Dry skin can occur as a symptom of a particular skin condition, the skin may also appear red, scaly and itchy.
It is extremely common in people who suffer from eczema and dermatitis. Emollients used to prevent dry skin can also protect the skin and regular use can help reduce the frequency and severity of flare ups.
The severity of eczema varies; in mild forms there may be small areas of skin that are dry and itchy. In more severe cases, a larger area of skin may be affected, causing constant itching and oozing fluid. Constant scratching can also cause the skin to split, leaving it prone to infection.
There are several types of eczema, the main ones being atopic eczema, allergic contact dermatitis and irritant dermatitis.
Causes of dry skin
Healthy skin is kept soft and supple by producing its own moisturising oils and by its ability to hold moisture.
This process tend to slow as we get older. Genetics also plays a role. If you have relatives who suffer from dry skin, you may be more likely to develop the condition.
Other causes of dry skin include:
- Extreme weather conditions.
- Frequent, prolonged or excessive contact with water.
- Frequent, prolonged or excessive contact with detergents such as soap and washing up liquid.
- A decrease in sweat production.
- Excessive sunbathing.
- Allergic reaction to an irritant e.g. jewellery or perfume.
Treatment of dry skin
A wide variety of products are available over the counter to treat dry skin. Emollients and moisturisers should be used regularly to moisten the skin adequately. Ointments are generally preferable to creams if the greasiness can be tolerated, as they are suitable for very dry
skin. Bath emollients and creams should be used in combination to maximise results.

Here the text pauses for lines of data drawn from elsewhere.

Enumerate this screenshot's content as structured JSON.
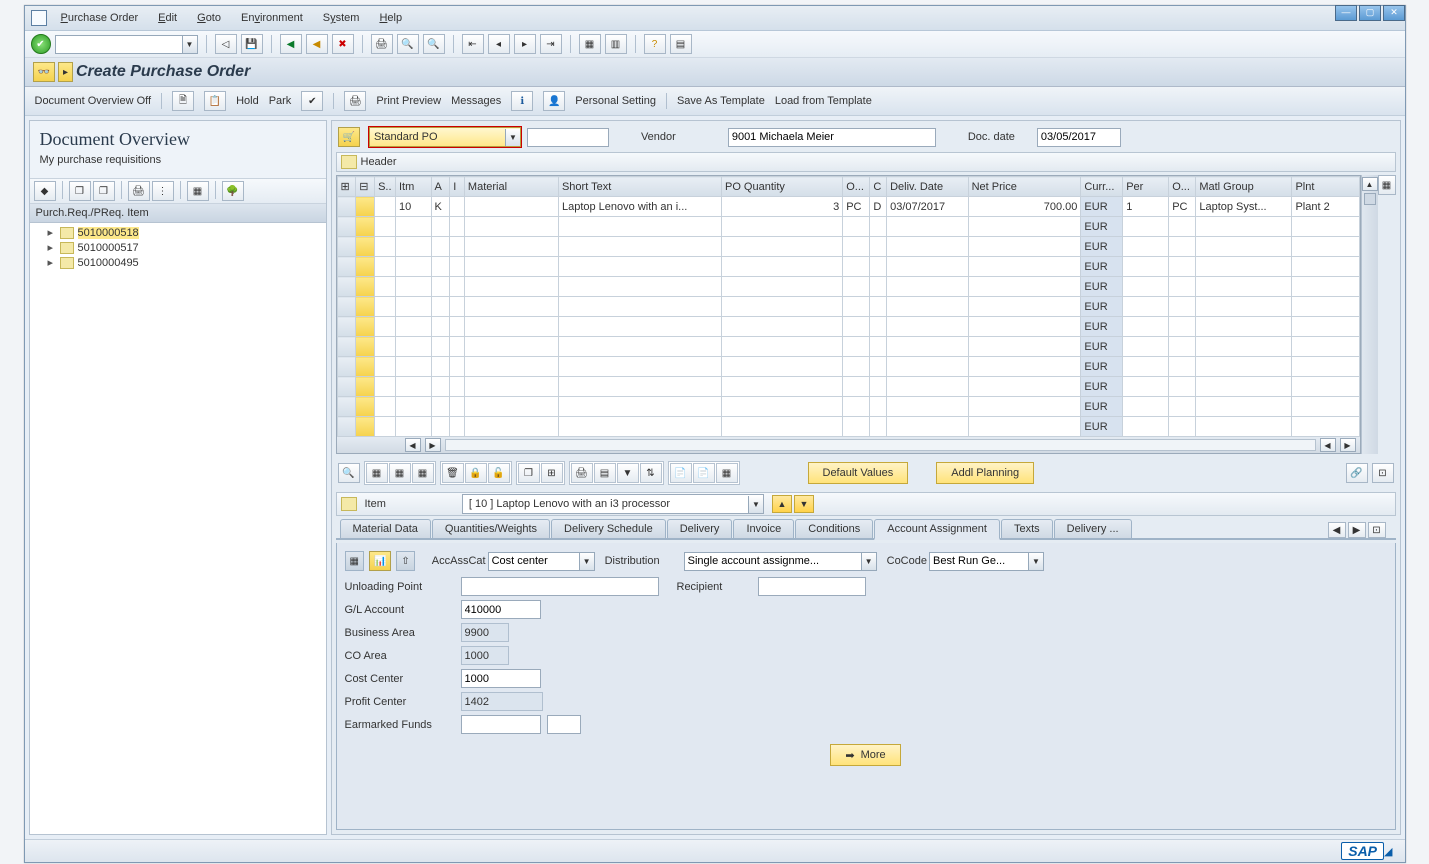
{
  "menubar": {
    "items": [
      "Purchase Order",
      "Edit",
      "Goto",
      "Environment",
      "System",
      "Help"
    ]
  },
  "window_title": "Create Purchase Order",
  "appbar": {
    "doc_overview_off": "Document Overview Off",
    "hold": "Hold",
    "park": "Park",
    "print_preview": "Print Preview",
    "messages": "Messages",
    "personal_setting": "Personal Setting",
    "save_template": "Save As Template",
    "load_template": "Load from Template"
  },
  "sidebar": {
    "title": "Document Overview",
    "subtitle": "My purchase requisitions",
    "list_header": "Purch.Req./PReq. Item",
    "items": [
      {
        "id": "5010000518",
        "selected": true
      },
      {
        "id": "5010000517",
        "selected": false
      },
      {
        "id": "5010000495",
        "selected": false
      }
    ]
  },
  "po_header": {
    "type": "Standard PO",
    "vendor_label": "Vendor",
    "vendor_value": "9001 Michaela Meier",
    "doc_date_label": "Doc. date",
    "doc_date_value": "03/05/2017",
    "header_label": "Header"
  },
  "grid": {
    "columns": [
      "S..",
      "Itm",
      "A",
      "I",
      "Material",
      "Short Text",
      "PO Quantity",
      "O...",
      "C",
      "Deliv. Date",
      "Net Price",
      "Curr...",
      "Per",
      "O...",
      "Matl Group",
      "Plnt"
    ],
    "rows": [
      {
        "itm": "10",
        "a": "K",
        "i": "",
        "material": "",
        "short_text": "Laptop Lenovo with an i...",
        "qty": "3",
        "oun": "PC",
        "c": "D",
        "deliv": "03/07/2017",
        "price": "700.00",
        "curr": "EUR",
        "per": "1",
        "o2": "PC",
        "matl": "Laptop Syst...",
        "plnt": "Plant 2"
      }
    ],
    "empty_curr": "EUR"
  },
  "midbar": {
    "default_values": "Default Values",
    "addl_planning": "Addl Planning"
  },
  "item_detail": {
    "label": "Item",
    "selected": "[ 10 ] Laptop Lenovo with an i3 processor"
  },
  "tabs": {
    "items": [
      "Material Data",
      "Quantities/Weights",
      "Delivery Schedule",
      "Delivery",
      "Invoice",
      "Conditions",
      "Account Assignment",
      "Texts",
      "Delivery ..."
    ],
    "active": "Account Assignment"
  },
  "account_form": {
    "acc_ass_cat_label": "AccAssCat",
    "acc_ass_cat_value": "Cost center",
    "distribution_label": "Distribution",
    "distribution_value": "Single account assignme...",
    "cocode_label": "CoCode",
    "cocode_value": "Best Run Ge...",
    "unloading_point_label": "Unloading Point",
    "unloading_point_value": "",
    "recipient_label": "Recipient",
    "recipient_value": "",
    "gl_account_label": "G/L Account",
    "gl_account_value": "410000",
    "business_area_label": "Business Area",
    "business_area_value": "9900",
    "co_area_label": "CO Area",
    "co_area_value": "1000",
    "cost_center_label": "Cost Center",
    "cost_center_value": "1000",
    "profit_center_label": "Profit Center",
    "profit_center_value": "1402",
    "earmarked_label": "Earmarked Funds",
    "earmarked_value": "",
    "more_label": "More"
  }
}
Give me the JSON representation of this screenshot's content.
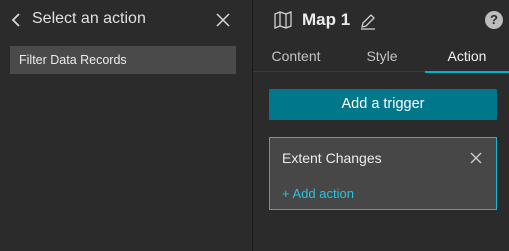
{
  "left_panel": {
    "title": "Select an action",
    "items": [
      {
        "label": "Filter Data Records"
      }
    ]
  },
  "right_panel": {
    "widget_name": "Map 1",
    "help_label": "?",
    "tabs": [
      {
        "label": "Content",
        "active": false
      },
      {
        "label": "Style",
        "active": false
      },
      {
        "label": "Action",
        "active": true
      }
    ],
    "add_trigger_label": "Add a trigger",
    "trigger": {
      "name": "Extent Changes",
      "add_action_label": "+ Add action"
    }
  },
  "colors": {
    "background": "#2b2b2b",
    "accent": "#00778a",
    "accent_border": "#1cb6cc",
    "link": "#24c6de",
    "tab_underline": "#00b3cc",
    "selected_item_bg": "#4a4a4a"
  },
  "icons": {
    "back": "chevron-left-icon",
    "close": "close-icon",
    "map": "map-icon",
    "edit": "pencil-icon",
    "help": "help-circle-icon"
  }
}
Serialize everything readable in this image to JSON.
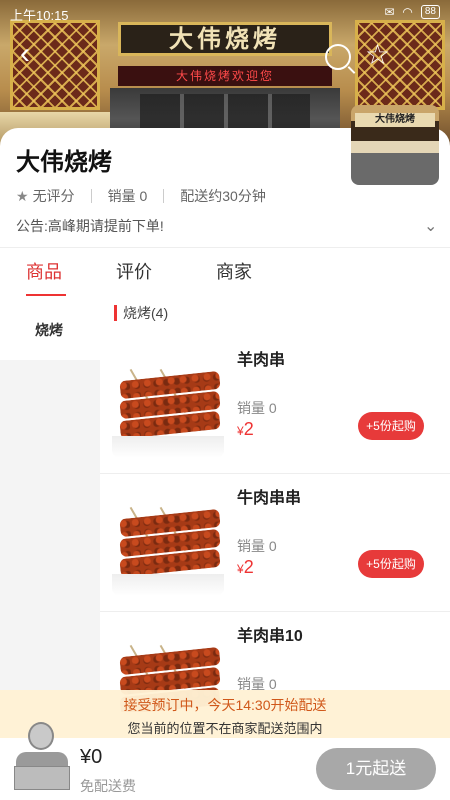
{
  "status_bar": {
    "time": "上午10:15",
    "battery": "88"
  },
  "banner": {
    "sign_text": "大伟烧烤",
    "scroll_text": "大伟烧烤欢迎您",
    "logo_text": "大伟烧烤"
  },
  "shop": {
    "name": "大伟烧烤",
    "rating": "无评分",
    "sales": "销量 0",
    "delivery": "配送约30分钟",
    "notice": "公告:高峰期请提前下单!"
  },
  "tabs": [
    {
      "label": "商品"
    },
    {
      "label": "评价"
    },
    {
      "label": "商家"
    }
  ],
  "categories": [
    {
      "label": "烧烤"
    }
  ],
  "section_title": "烧烤(4)",
  "products": [
    {
      "name": "羊肉串",
      "sales": "销量 0",
      "currency": "¥",
      "price": "2",
      "min_label": "+5份起购"
    },
    {
      "name": "牛肉串串",
      "sales": "销量 0",
      "currency": "¥",
      "price": "2",
      "min_label": "+5份起购"
    },
    {
      "name": "羊肉串10",
      "sales": "销量 0"
    }
  ],
  "preorder": {
    "line1": "接受预订中，今天14:30开始配送",
    "line2": "您当前的位置不在商家配送范围内"
  },
  "cart": {
    "total": "¥0",
    "shipping": "免配送费",
    "checkout_label": "1元起送"
  },
  "colors": {
    "accent": "#e73a3a",
    "disabled_button": "#a8a8a8"
  }
}
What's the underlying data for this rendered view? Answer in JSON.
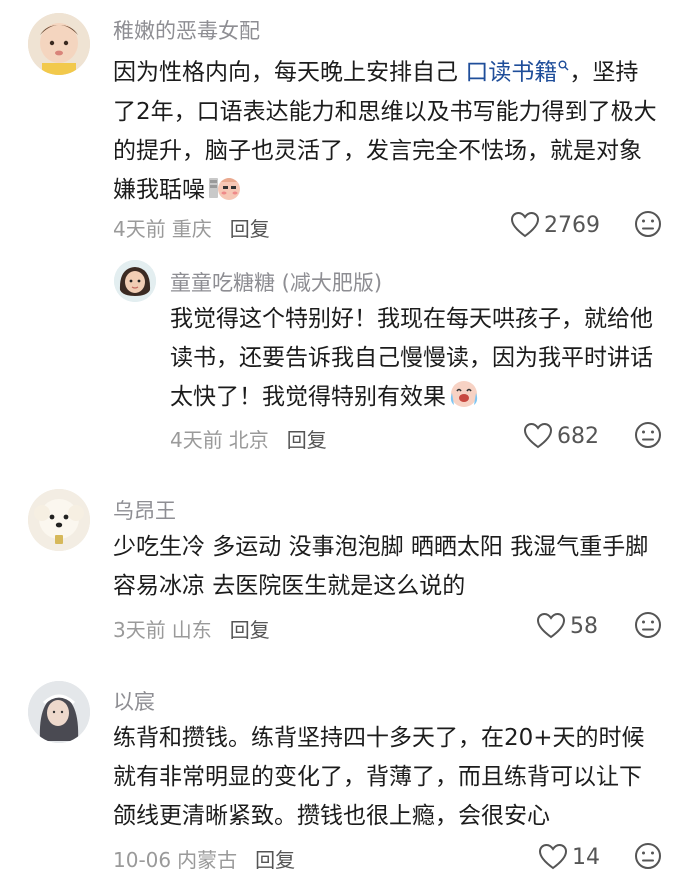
{
  "comments": [
    {
      "username": "稚嫩的恶毒女配",
      "text_before": "因为性格内向，每天晚上安排自己 ",
      "keyword": "口读书籍",
      "text_after": "，坚持了2年，口语表达能力和思维以及书写能力得到了极大的提升，脑子也灵活了，发言完全不怯场，就是对象嫌我聒噪",
      "time": "4天前",
      "location": "重庆",
      "reply_label": "回复",
      "likes": "2769",
      "emoji_icon": "shy-face-emoji-icon"
    },
    {
      "username": "童童吃糖糖 (减大肥版)",
      "text": "我觉得这个特别好！我现在每天哄孩子，就给他读书，还要告诉我自己慢慢读，因为我平时讲话太快了！我觉得特别有效果",
      "time": "4天前",
      "location": "北京",
      "reply_label": "回复",
      "likes": "682",
      "emoji_icon": "crying-laughing-emoji-icon"
    },
    {
      "username": "乌昂王",
      "text": "少吃生冷 多运动 没事泡泡脚 晒晒太阳 我湿气重手脚容易冰凉 去医院医生就是这么说的",
      "time": "3天前",
      "location": "山东",
      "reply_label": "回复",
      "likes": "58"
    },
    {
      "username": "以宸",
      "text": "练背和攒钱。练背坚持四十多天了，在20+天的时候就有非常明显的变化了，背薄了，而且练背可以让下颌线更清晰紧致。攒钱也很上瘾，会很安心",
      "time": "10-06",
      "location": "内蒙古",
      "reply_label": "回复",
      "likes": "14"
    }
  ]
}
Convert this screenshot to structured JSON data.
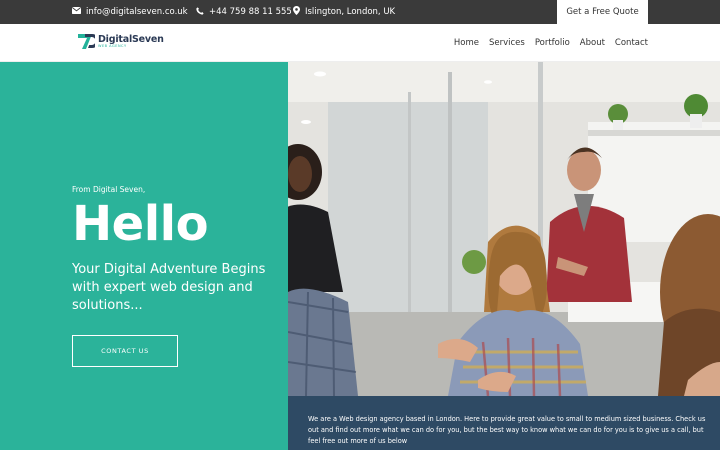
{
  "topbar": {
    "email": "info@digitalseven.co.uk",
    "phone": "+44 759 88 11 555",
    "address": "Islington, London, UK",
    "quote_label": "Get a Free Quote",
    "icons": [
      "envelope-icon",
      "phone-icon",
      "map-pin-icon"
    ]
  },
  "header": {
    "logo_main": "DigitalSeven",
    "logo_sub": "WEB AGENCY",
    "nav": [
      "Home",
      "Services",
      "Portfolio",
      "About",
      "Contact"
    ]
  },
  "hero": {
    "intro": "From Digital Seven,",
    "title": "Hello",
    "subtitle": "Your Digital Adventure Begins with expert web design and solutions...",
    "cta_label": "CONTACT US"
  },
  "info": {
    "text": "We are a Web design agency based in London. Here to provide great value to small to medium sized business. Check us out and find out more what we can do for you, but the best way to know what we can do for you is to give us a call, but feel  free out more of us below"
  },
  "colors": {
    "topbar": "#3a3a3a",
    "accent": "#2bb39a",
    "navy": "#2e4a64",
    "logo_dark": "#2b3a55"
  }
}
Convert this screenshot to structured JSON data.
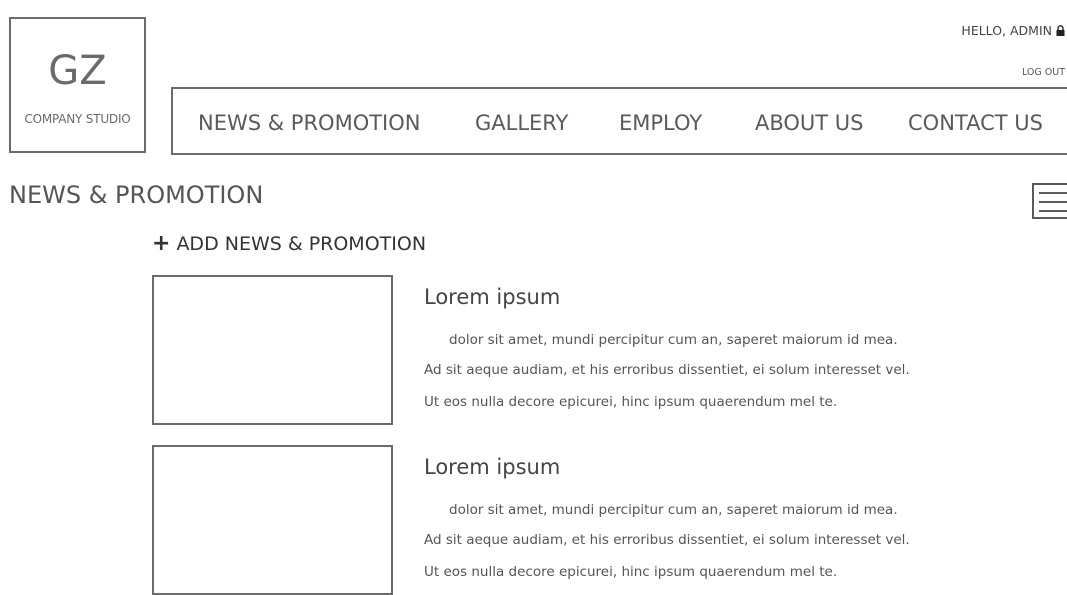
{
  "logo": {
    "mark": "GZ",
    "subtitle": "COMPANY STUDIO"
  },
  "user": {
    "greeting": "HELLO, ADMIN",
    "logout": "LOG OUT"
  },
  "nav": {
    "items": [
      {
        "label": "NEWS & PROMOTION"
      },
      {
        "label": "GALLERY"
      },
      {
        "label": "EMPLOY"
      },
      {
        "label": "ABOUT US"
      },
      {
        "label": "CONTACT US"
      }
    ]
  },
  "page": {
    "title": "NEWS & PROMOTION",
    "add_label": "ADD NEWS & PROMOTION",
    "add_icon": "+"
  },
  "posts": [
    {
      "title": "Lorem ipsum",
      "lines": [
        "dolor sit amet, mundi percipitur cum an, saperet maiorum id mea.",
        "Ad sit aeque audiam, et his erroribus dissentiet, ei solum interesset vel.",
        "Ut eos nulla decore epicurei, hinc ipsum quaerendum mel te."
      ]
    },
    {
      "title": "Lorem ipsum",
      "lines": [
        "dolor sit amet, mundi percipitur cum an, saperet maiorum id mea.",
        "Ad sit aeque audiam, et his erroribus dissentiet, ei solum interesset vel.",
        "Ut eos nulla decore epicurei, hinc ipsum quaerendum mel te."
      ]
    }
  ],
  "icons": {
    "lock": "lock-icon",
    "menu": "hamburger-menu-icon",
    "add": "plus-icon"
  },
  "colors": {
    "border": "#6b6b6b",
    "text": "#555555",
    "background": "#ffffff"
  }
}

Where dry skin is caused by an allergic reaction, it is best to avoid the irritant. Products that are dermatologically tested or labelled ‘hypoallergenic’ are also recommended.
Atopic eczema is the most common type of childhood eczema and is linked with hayfever and asthma. The tendency to develop atopic eczema is inherited but it is strongly inﬂuenced by environmental factors. Atopic means extra sensitivity to substances that cause an allergy (allergens). The most common allergens are house mites, pollen, cat/dog fur and sometimes foodstuffs. The areas commonly affected include skin creases such as the fronts of elbows and wrists and backs of knees. However, any area of the skin may be affected. Babies are more likely to develop eczema on their face which can be extremely uncomfortable.
Allergic contact dermatitis
This type of eczema develops when the body’s immune system reacts against a substance in contact with the skin. The allergic reaction often develops over a period of time through repeated contact with the substance. For example, an allergic reaction may occur to nickel, which is often found in earrings, belt buckles etc. In order to prevent repeated reactions it is best to avoid contact with anything that you know causes a rash.
Irritant contact dermatitis
In this type of eczema, it is the frequent contact with an everyday substance such as detergents or chemicals that are irritating the skin. It most commonly occurs on the hands of adults and can be prevented by avoiding the irritants and keeping the skin moisturised.
Treatment of eczema
There is currently no cure for atopic eczema, although there are many ways to minimise the discomfort and distress caused. The three main goals of treatment are healing the skin and keeping it healthy, preventing ﬂare-ups and treating symptoms as they occur. A wide range of treatments are available from your pharmacy. Treatment is based on the use of emollients (moisturisers) including soap substitutes, bath oils and general moisturisers and topical steroids for ﬂare-ups.
Emollients reduce water loss from the outer layer of the skin by covering it with a protective ﬁlm. This keeps the water in the skin where it is needed. They should be used regularly and are available in various forms: sprays, ointments for very dry skin, creams and lotions for moderate/dry skins.
Some are applied directly to the skin whilst others are used as a soap substitute or can be added to the bath. Sprays may be easier to use and more convenient. They help prevent skin damage as they avoid direct contact with the skin.
When eczema is under control, only emollients need to be used. However, in ﬂare-ups, when the skin becomes red and inﬂamed, a steroid cream may be needed. Topical steroids should be applied thinly to the affected area on unbroken skin, your pharmacist can advise you on how to use them safely.
Sedative antihistamines may sometimes help to reduce the itch of eczema at night and give a good night’s sleep. They can make you feel drowsy the next day so take care if you are driving or if you are treating a child going to school. Antihistamine creams must be avoided as the ingredients in them can make the eczema worse.
Prevention of dry skin and eczema
Some useful tips to protect the skin include:
- Avoid soap, use fragrance free cleansers.
- Take showers or short, cool baths instead of long, hot baths.
- Dab skin dry – don’t rub.
- Apply a moisturiser while skin is still damp.
- Air your home and turn down the heating.
- Wear light clothes made of cotton.
- Wash clothes in non-biological washing powders.
- Wear gloves when washing up.
- Keep children’s nails clean and short. Cotton mittens can be helpful at night to prevent
- It’s best to avoid sunbathing and always use a high factor sun screen.